We encourage our testers to blog and this post is by Manikant Pottumurty – one of our star testers from Hyderabad. Read on.
Testing professionals may have encountered the term ‘session-based testing’, but it may be helpful for business teams to understand the value and methods involved in session-based testing. This blog provides a brief discussion of the importance of session-based testing, how to perform the steps and introduces a handy tool that can be used to
document the results of the testing process.
What is session-based testing?
Session-based testing, simply put, is all about planning and executing a task that has to be performed within a given period of time. From the perspective of testing, it is a form of a timeboxed testing. Session-based testing can be used to introduce measurement and control to an immature test process and can form a foundation for significant improvements in productivity and error detection. It also helps testers document and describe the testing they perform.
This method aims to combine accountability and exploratory testing to provide rapid defect discovery, creative on-the-fly test design, management control and metrics reporting. Session-based testing was introduced first by James and Jonathan Bach in the year 2000.
So what and how is session based testing method used? Well, there are some elements of session-based testing that we need to understand.
Elements of the session-based testing
Mission: The mission in the session-based testing is to know what to test or what kind of problem are we looking at. Now technically speaking, it identifies the purpose of the session, helping to focus on the session, while still allowing for exploration of the system under test.

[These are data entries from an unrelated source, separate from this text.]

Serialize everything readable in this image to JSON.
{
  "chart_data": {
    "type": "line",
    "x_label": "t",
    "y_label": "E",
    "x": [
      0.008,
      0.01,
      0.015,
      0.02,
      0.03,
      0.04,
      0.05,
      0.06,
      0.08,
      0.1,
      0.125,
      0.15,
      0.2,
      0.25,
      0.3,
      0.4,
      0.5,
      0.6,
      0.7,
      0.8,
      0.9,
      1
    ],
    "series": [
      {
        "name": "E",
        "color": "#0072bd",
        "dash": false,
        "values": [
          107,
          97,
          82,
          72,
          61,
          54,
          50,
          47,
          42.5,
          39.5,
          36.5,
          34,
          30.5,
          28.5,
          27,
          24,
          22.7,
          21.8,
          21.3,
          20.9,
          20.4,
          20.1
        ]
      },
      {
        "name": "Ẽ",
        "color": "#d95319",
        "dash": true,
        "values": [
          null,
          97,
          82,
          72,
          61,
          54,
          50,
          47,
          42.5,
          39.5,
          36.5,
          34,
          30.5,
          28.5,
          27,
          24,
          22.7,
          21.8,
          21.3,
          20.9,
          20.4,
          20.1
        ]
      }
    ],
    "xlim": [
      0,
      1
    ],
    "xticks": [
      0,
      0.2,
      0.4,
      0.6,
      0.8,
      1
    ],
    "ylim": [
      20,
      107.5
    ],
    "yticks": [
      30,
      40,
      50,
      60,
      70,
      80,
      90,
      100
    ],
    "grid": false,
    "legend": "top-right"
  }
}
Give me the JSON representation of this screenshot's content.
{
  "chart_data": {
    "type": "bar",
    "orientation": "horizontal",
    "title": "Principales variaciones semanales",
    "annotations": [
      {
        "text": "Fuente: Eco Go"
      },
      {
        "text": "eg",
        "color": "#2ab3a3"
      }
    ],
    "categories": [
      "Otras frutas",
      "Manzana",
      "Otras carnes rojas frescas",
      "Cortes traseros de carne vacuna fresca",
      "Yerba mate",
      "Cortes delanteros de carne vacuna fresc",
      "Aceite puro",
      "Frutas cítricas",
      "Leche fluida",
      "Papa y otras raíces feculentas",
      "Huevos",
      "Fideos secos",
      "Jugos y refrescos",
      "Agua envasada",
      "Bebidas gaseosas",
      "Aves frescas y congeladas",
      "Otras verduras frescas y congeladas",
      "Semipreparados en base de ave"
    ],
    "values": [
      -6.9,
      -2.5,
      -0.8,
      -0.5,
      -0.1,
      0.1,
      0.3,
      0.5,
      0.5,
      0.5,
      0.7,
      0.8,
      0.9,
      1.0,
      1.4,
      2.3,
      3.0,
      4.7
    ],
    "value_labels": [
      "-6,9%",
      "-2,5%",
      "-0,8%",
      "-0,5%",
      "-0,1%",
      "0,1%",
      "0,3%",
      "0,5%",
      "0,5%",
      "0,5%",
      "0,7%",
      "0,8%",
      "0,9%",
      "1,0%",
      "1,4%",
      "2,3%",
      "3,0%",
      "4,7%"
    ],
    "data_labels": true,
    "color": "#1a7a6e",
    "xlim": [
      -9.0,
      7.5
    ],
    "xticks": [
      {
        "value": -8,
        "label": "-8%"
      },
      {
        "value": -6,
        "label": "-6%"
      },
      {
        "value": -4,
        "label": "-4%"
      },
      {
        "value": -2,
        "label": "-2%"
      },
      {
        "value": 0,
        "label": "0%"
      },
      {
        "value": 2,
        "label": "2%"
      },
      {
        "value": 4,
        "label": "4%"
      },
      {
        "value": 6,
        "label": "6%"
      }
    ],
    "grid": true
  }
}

Charter: A charter is a goal or agenda for a test session. Charters are created by the test team prior to the start of testing, but they may be added or changed at any time. Often charters are created from a specification, test plan, or by examining results
from previous sessions.
Session: An uninterrupted period of time spent testing, ideally lasting one to two hours. Each session is focused on a charter, but testers can also explore new opportunities or issues during this time. The tester creates and executes tests based
on ideas, heuristics or any other source to guide them and record their progress. This might be through the use of written notes, video capture tools, mind maps or by any method as deemed appropriate by the tester.
The session report records the activities done in the test session.
Usually, this report includes:
- Areas tested
- How the testing was conducted?
- List of issues found during this session
- List of questions regarding the product
- Percentage of session spent on:
o Testing-creating and executing tests
o Session setup
o Bug investigation/Reporting
- Session start time and duration
Debrief: A debrief is a short discussion between the manager and tester (or testers) about the session report. Jonathan Bach uses the acronym PROOF to help structure his debriefing.
PROOF stands for:
- Past: What happened during the test session?
- Results: What was achieved by/in the test session?
- Obstacles: Was there any problems encountered during the session? What got in the way from testing the product in the best way?
- Outlook: What needs to be done in the product? What is still needed?
- Feel: What does the tester feel about this? Good, bad, could be better anything?
This is the last step, the collection of all relevant data and results of the sessions which were recorded in a total. Using standardized session reports, software tools can be used to store results for reporting or metrics. This allows reporting on the number of sessions per area or a breakdown of time spent on testing, bug investigation, and setup / other activities.
One of the advantages of using session based testing is that testers using session-based testing can adjust their testing daily to fit the needs of the project. Charters can be added or dropped over time as tests are executed and/or requirements
This method is important for a tester as it delivers valuable information on what is done and what is pending. It helps a tester to create or implement new ideas on how the testing can be done more precisely.
Handy tool for session based testing
A helpful tool that I encountered with to practice the session based testing is TestBuddy. This is a web-based tool that can be accessed using the link: https://www.testbuddy.co
The following sections describe some of the steps:
Once you successfully login into the application, you will see the following section where you have to add the charter/goal/mission (i.e naming your session)
Next, is a section where you can see the status of the session and there are various options that can be seen in the right panel of the screen.
Users can quickly assign some tags to the steps or phases during the session from the section at the side as shown in the image.
You can also download the session report into the local machine and share it locally.
You can also find some useful information when you click on the information button on the side panel.
Session-based testing is very effective when you need to control quality in a continuous development environment and helps in business decisions.